Club cells are a type of bronchiolar epithelial cell that serve a protective role in the lung and regenerate damaged lung epithelium. Single-cell RNA sequencing (scRNA-seq) of young adult human prostate and urethra identified cell populations in the prostatic urethra and collecting ducts similar in morphology and transcriptomic profile to lung club cells. We further identified club cell-like epithelial cells by scRNA-seq of prostate peripheral zone tissues. Here, we aimed to identify and spatially localize club cells in situ in the prostate, including in the peripheral zone. We performed chromogenic RNA in situ hybridization for five club cell markers (CP, LTF, MMP7, PIGR, SCGB1A1) in a series of (1) nondiseased organ donor prostate and (2) radical prostatectomy specimens from individuals with prostate cancer. We report that expression of club cell genes in the peripheral zone is associated with inflammation and limited to luminal epithelial cells classified as intermediate cells in proliferative inflammatory atrophy (PIA). Club-like cells were enriched in radical prostatectomy specimens compared to nondiseased prostates and associated with high-grade prostate cancer. We previously reported that luminal epithelial cells in PIA can rarely harbor oncogenic TMPRSS2:ERG (ERG+) gene fusions, and we now demonstrate that club cells are present in association with ERG+ PIA that is transitioning to early adenocarcinoma. Finally, prostate epithelial organoids derived from prostatectomy specimens demonstrate that club-like epithelial cells can be established in organoids and are sensitive to anti-androgen-directed treatment in vitro in terms of decreased androgen signaling gene expression signatures compared to basal or hillock cells.
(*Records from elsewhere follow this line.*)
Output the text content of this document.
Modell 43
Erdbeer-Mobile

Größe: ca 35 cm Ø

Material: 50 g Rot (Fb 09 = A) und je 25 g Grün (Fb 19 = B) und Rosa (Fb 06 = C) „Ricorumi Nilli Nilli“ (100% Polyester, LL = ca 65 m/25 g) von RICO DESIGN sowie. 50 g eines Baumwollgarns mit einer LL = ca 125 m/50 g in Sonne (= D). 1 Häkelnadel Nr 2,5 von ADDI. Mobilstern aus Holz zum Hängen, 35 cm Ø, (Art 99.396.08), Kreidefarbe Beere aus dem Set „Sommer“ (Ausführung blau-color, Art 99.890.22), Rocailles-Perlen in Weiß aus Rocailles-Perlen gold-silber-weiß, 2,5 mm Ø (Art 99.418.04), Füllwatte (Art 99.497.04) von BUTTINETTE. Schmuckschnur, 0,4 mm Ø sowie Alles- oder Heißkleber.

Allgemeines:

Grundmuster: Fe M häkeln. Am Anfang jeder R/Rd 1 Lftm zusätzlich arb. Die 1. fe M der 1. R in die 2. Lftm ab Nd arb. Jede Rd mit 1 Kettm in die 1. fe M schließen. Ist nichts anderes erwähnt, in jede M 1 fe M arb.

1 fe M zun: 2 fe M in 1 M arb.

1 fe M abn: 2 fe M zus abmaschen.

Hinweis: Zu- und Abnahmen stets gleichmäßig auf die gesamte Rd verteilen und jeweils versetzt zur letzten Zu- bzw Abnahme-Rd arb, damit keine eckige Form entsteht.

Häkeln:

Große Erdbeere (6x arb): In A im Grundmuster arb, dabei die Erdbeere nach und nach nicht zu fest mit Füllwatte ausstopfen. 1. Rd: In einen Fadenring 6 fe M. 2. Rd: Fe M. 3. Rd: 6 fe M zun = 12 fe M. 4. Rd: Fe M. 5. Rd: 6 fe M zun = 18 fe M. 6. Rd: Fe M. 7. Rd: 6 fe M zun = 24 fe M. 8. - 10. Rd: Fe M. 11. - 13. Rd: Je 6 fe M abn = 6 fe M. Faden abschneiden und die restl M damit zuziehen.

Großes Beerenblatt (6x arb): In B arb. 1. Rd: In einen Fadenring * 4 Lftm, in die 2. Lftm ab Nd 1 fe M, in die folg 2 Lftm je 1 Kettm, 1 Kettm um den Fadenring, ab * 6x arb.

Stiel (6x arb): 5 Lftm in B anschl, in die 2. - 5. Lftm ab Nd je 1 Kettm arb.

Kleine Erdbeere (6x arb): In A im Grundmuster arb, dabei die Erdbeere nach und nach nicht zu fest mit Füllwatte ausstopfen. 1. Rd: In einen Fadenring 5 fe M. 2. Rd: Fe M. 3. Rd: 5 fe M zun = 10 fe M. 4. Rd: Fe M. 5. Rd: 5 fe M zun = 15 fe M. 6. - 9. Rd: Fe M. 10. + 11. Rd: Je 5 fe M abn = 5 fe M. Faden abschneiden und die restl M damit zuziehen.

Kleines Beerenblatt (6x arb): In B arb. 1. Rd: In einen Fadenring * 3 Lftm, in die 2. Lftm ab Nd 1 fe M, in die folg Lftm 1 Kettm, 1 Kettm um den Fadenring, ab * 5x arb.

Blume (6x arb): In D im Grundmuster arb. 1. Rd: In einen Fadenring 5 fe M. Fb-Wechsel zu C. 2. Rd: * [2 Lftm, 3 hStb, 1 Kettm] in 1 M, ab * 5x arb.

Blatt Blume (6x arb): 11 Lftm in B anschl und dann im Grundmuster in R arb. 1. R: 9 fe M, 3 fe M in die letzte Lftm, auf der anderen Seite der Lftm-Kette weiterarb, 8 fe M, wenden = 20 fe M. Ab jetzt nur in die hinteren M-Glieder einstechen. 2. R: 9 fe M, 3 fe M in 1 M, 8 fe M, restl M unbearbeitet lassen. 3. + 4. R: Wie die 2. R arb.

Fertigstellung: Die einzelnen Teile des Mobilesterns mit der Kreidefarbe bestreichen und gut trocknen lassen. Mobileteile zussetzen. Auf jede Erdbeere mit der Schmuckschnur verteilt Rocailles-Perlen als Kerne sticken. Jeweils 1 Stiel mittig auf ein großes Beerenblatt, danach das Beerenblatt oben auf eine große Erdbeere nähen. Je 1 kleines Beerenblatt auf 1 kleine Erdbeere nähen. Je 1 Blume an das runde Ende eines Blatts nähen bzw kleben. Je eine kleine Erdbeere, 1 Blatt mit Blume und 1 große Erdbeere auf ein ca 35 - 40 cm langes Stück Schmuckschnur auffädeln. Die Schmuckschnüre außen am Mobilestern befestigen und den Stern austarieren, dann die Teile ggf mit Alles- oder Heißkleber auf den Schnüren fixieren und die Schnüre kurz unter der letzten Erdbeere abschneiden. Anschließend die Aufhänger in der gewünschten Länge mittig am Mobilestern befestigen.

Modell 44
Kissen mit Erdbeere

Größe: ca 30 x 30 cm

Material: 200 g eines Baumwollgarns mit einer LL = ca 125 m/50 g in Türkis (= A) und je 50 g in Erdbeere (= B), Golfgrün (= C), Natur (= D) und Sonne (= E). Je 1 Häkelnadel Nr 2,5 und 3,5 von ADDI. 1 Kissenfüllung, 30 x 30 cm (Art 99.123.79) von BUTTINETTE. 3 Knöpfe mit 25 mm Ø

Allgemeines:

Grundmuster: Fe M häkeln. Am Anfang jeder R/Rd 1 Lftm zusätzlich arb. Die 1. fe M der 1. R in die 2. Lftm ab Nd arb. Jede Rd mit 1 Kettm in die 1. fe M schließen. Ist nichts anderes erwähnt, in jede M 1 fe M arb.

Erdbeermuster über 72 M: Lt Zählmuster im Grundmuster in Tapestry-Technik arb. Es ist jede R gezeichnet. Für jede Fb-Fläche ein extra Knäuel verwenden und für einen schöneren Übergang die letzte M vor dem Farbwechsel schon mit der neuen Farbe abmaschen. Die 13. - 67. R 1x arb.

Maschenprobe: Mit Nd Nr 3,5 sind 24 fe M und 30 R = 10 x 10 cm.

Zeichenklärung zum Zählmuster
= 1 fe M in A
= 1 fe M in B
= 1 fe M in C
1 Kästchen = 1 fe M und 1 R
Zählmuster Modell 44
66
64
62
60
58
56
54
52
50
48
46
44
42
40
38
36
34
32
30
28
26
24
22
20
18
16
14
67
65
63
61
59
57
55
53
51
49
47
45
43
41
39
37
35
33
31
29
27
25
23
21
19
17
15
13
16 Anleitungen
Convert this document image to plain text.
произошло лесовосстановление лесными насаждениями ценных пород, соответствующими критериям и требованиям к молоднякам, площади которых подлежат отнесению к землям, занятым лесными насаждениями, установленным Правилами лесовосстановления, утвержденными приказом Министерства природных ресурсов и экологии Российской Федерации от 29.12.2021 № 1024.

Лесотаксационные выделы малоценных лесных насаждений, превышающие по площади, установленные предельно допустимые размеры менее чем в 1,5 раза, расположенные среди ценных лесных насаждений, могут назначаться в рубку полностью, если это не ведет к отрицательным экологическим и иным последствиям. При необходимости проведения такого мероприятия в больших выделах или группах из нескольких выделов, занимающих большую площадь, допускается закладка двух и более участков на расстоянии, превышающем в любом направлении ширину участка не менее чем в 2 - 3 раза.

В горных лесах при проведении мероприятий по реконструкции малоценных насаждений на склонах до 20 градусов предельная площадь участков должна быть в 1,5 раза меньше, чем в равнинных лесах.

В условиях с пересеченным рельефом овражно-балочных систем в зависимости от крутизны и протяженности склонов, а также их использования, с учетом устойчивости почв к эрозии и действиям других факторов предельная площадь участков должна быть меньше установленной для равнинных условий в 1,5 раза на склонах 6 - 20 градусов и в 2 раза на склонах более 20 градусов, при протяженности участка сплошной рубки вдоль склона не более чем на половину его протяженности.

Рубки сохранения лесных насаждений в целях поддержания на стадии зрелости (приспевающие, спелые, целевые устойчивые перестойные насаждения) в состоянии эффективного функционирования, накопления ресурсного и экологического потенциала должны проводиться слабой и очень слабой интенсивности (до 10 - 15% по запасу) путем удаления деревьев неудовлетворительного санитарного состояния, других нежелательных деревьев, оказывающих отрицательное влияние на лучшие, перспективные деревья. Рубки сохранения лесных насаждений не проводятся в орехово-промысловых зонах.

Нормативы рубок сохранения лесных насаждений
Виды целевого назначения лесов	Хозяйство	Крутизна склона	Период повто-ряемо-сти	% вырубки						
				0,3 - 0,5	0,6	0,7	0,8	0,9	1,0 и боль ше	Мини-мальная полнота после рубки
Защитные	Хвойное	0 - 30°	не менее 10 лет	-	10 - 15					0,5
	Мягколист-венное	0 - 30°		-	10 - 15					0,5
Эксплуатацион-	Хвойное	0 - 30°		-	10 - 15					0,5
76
Overall, our study identifies a population of club-like cells in PIA and proposes that these cells play an analogous role to that of club cells in bronchiolar epithelium. Our results further suggest that inflammation drives lineage plasticity in the human prostate and that club cells in PIA may be prone to oncogenic transformation. © 2023 The Authors. The Journal of Pathology published by John Wiley & Sons Ltd on behalf of The Pathological Society of Great Britain and Ireland.

摘要

肺泡 II 型细胞是一种支气管上皮细胞,在肺部中发挥保护作用,并能再生受损的肺上皮细胞。对年轻成人前列腺和尿道的单细胞 RNA 测序 (scRNA-seq) 鉴定出前列腺尿道和收集管中的细胞群,其形态和转录组特征与肺肺泡 II 型细胞相似。我们进一步通过前列腺外周带组织的 scRNA-seq 鉴定出肺泡 II 型细胞样上皮细胞。在这里,我们旨在鉴定并在原位定位前列腺中的肺泡 II 型细胞,包括在前列腺外周带。我们对 5 种肺泡 II 型细胞标志物 (CP、LTF、MMP7、PIGR、SCGB1A1) 进行了显色 RNA 原位杂交,该研究包含(1)非病变器官供体前列腺和(2)前列腺癌患者根治性前列腺切除术标本。我们报告称,外周带中肺泡 II 型细胞基因的表达与炎症有关,仅限于分类为增生性炎症萎缩 (PIA) 中的中间细胞的腔上皮细胞。与非病变前列腺相比,类肺泡细胞在根治性前列腺切除标本中更为丰富,与高级别前列腺癌相关。我们之前报道过 PIA 中的腔上皮细胞很少携带致癌 TMPRSS2:ERG (ERG+) 基因融合,现在我们证明,在向早期腺癌转化的 ERG+PIA 中存在肺泡细胞。最后,从前列腺切除术标本中获得的前列腺上皮类器官表明,类肺泡上皮细胞可以在类器官中建立,并且与基底细胞或嵴细胞相比,在体外抗雄激素定向治疗中,其雄激素信号基因表达特征降低。总体而言,我们的研究在 PIA 中鉴定出了一群类肺泡细胞,并提出这些细胞在支气管上皮细胞中的作用类似。我们的结果进一步表明,炎症驱动了人类前列腺中的谱系可塑性,并且 PIA 中的肺泡细胞可能容易发生致癌转化。